A la par que el gran Hotel y en vista de la afluencia de visitantes, nuevos establecimientos se ponen en marcha. Hacia 1900 se construye el teatro Eusebio Sierra (hoy restaurante El Ojo del Abrego) en memoria del que fue el autor de una zarzuela en la que se nombraba a los bañista de Lierganes, “La romería de Miera” y en estos mismos años están en funcionamiento el Hotel La Invencible, Hotel El Renacimiento, Hotel Santanderina, Hotel Suizo-Central  (Que incluso tenia casino) y el Hotel Celestina, además de las fondas de Cesáreo Herrera Pérez, Jose García y Pedro San Emeterio y otras 8 casas de huéspedes.
Con todo esto ya podemos imaginarnos el trasiego de bañistas que en los primeros años del siglo XX se producía en el pequeño pueblo de Lierganes. Incluso la familia real pasa por el balneario entre 1921 y 1927.
Con el paso de los años, los establecimientos y los gustos de los visitantes fueron cambiando, adaptándose a nuevas modas y gustos. El balneario siguió con su actividad y el resto de los establecimientos, unos se adaptaron a los nuevos tiempos y otros fueron desapareciendo a la par que se abrían otros nuevos.
Hotel de Dª Celestina Cañizo hoy Villa Esperanza

 Después de la guerra civil, Lierganes volvió a tener otra época de esplendor, colocándose como pueblo de moda para el veraneo y para los tratamientos de su afamado balneario.
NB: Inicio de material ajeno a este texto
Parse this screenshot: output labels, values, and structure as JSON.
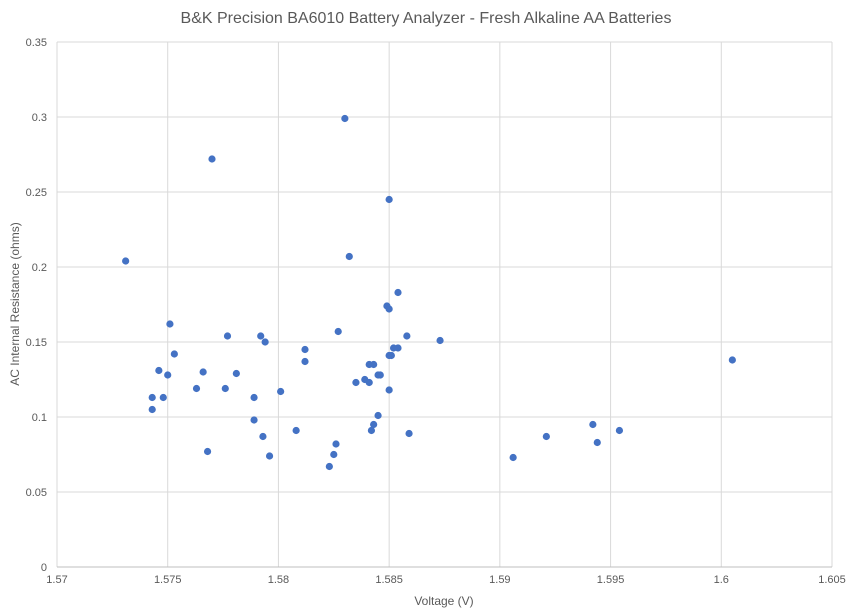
{
  "chart_data": {
    "type": "scatter",
    "title": "B&K Precision BA6010 Battery Analyzer - Fresh Alkaline AA Batteries",
    "xlabel": "Voltage (V)",
    "ylabel": "AC Internal Resistance (ohms)",
    "xlim": [
      1.57,
      1.605
    ],
    "ylim": [
      0,
      0.35
    ],
    "xticks": [
      "1.57",
      "1.575",
      "1.58",
      "1.585",
      "1.59",
      "1.595",
      "1.6",
      "1.605"
    ],
    "yticks": [
      "0",
      "0.05",
      "0.1",
      "0.15",
      "0.2",
      "0.25",
      "0.3",
      "0.35"
    ],
    "grid": true,
    "color": "#4472C4",
    "points": [
      [
        1.5731,
        0.204
      ],
      [
        1.577,
        0.272
      ],
      [
        1.583,
        0.299
      ],
      [
        1.585,
        0.245
      ],
      [
        1.5832,
        0.207
      ],
      [
        1.5854,
        0.183
      ],
      [
        1.5849,
        0.174
      ],
      [
        1.585,
        0.172
      ],
      [
        1.5827,
        0.157
      ],
      [
        1.5751,
        0.162
      ],
      [
        1.5777,
        0.154
      ],
      [
        1.5792,
        0.154
      ],
      [
        1.5794,
        0.15
      ],
      [
        1.5858,
        0.154
      ],
      [
        1.5873,
        0.151
      ],
      [
        1.5753,
        0.142
      ],
      [
        1.5812,
        0.145
      ],
      [
        1.5812,
        0.137
      ],
      [
        1.5852,
        0.146
      ],
      [
        1.5854,
        0.146
      ],
      [
        1.585,
        0.141
      ],
      [
        1.5851,
        0.141
      ],
      [
        1.5841,
        0.135
      ],
      [
        1.5843,
        0.135
      ],
      [
        1.5845,
        0.128
      ],
      [
        1.5846,
        0.128
      ],
      [
        1.5839,
        0.125
      ],
      [
        1.5841,
        0.123
      ],
      [
        1.5835,
        0.123
      ],
      [
        1.585,
        0.118
      ],
      [
        1.5746,
        0.131
      ],
      [
        1.575,
        0.128
      ],
      [
        1.5766,
        0.13
      ],
      [
        1.5781,
        0.129
      ],
      [
        1.5763,
        0.119
      ],
      [
        1.5776,
        0.119
      ],
      [
        1.5743,
        0.113
      ],
      [
        1.5748,
        0.113
      ],
      [
        1.5743,
        0.105
      ],
      [
        1.5789,
        0.113
      ],
      [
        1.5801,
        0.117
      ],
      [
        1.5789,
        0.098
      ],
      [
        1.5845,
        0.101
      ],
      [
        1.5793,
        0.087
      ],
      [
        1.5808,
        0.091
      ],
      [
        1.5843,
        0.095
      ],
      [
        1.5842,
        0.091
      ],
      [
        1.5859,
        0.089
      ],
      [
        1.5768,
        0.077
      ],
      [
        1.5796,
        0.074
      ],
      [
        1.5826,
        0.082
      ],
      [
        1.5825,
        0.075
      ],
      [
        1.5823,
        0.067
      ],
      [
        1.5906,
        0.073
      ],
      [
        1.5921,
        0.087
      ],
      [
        1.5942,
        0.095
      ],
      [
        1.5944,
        0.083
      ],
      [
        1.5954,
        0.091
      ],
      [
        1.6005,
        0.138
      ]
    ]
  }
}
El teatro se convierte en cine, se construye el Hotel Cantábrico, el Hotel Continental, continúa su actividad el Hotel Suizo y aparece el restaurante El Hombre Pez. También en esta época se remodela completamente el paseo y funcionan bastantes bares y fondas en el pueblo.

Entre los años 60 y 80, Lierganes mantiene una actividad hotelera frenética, los banquetes de boda y los bailes en el paseo eran continuos y las meriendas de chocolate con churros muy apreciadas y conocidas en toda la región. En estos años también se pusieron en marcha las típicas discotecas de la época ( Los Cañones, Dakota…) que atrajeron a mareas de juventud que llegaban en el ferrocarril y en autobuses.
El Teatro convertido en discoteca en los años 70 y hoy en
dia restaurante el Ojo del Abrego.

Pasan de nuevo los años , los gustos vuelven a cambiar y Lierganes se convierte en un pueblo moderno donde la mayoría de los establecimientos existentes se ponen al día a la par que aparecen nuevos restaurantes, cafeterías y un buen numero de alojamientos en un formato mas acogedor como es el de las posadas y pequeños hoteles, mas familiares y acordes a un ambiente rural como es el de esta pequeña localidad. Por parte del balneario, este se amplió y remodelo en numerosa ocasiones, pero aun hoy mantiene el porte y el sabor de aquella época, funcionando a pleno rendimiento y adaptado a las nueva exigencias y gustos termales.

En definitiva, Lierganes es un lugar donde la tradición y experiencia hotelera esta mas que demostrada  a lo largo de los años. Un pueblo que lleva mucho tiempo recibiendo y mimando visitantes como pocos en Cantabria y que hoy en día esta dispuesto a mantener esa fama y contribuir a que la leyenda continúe viva.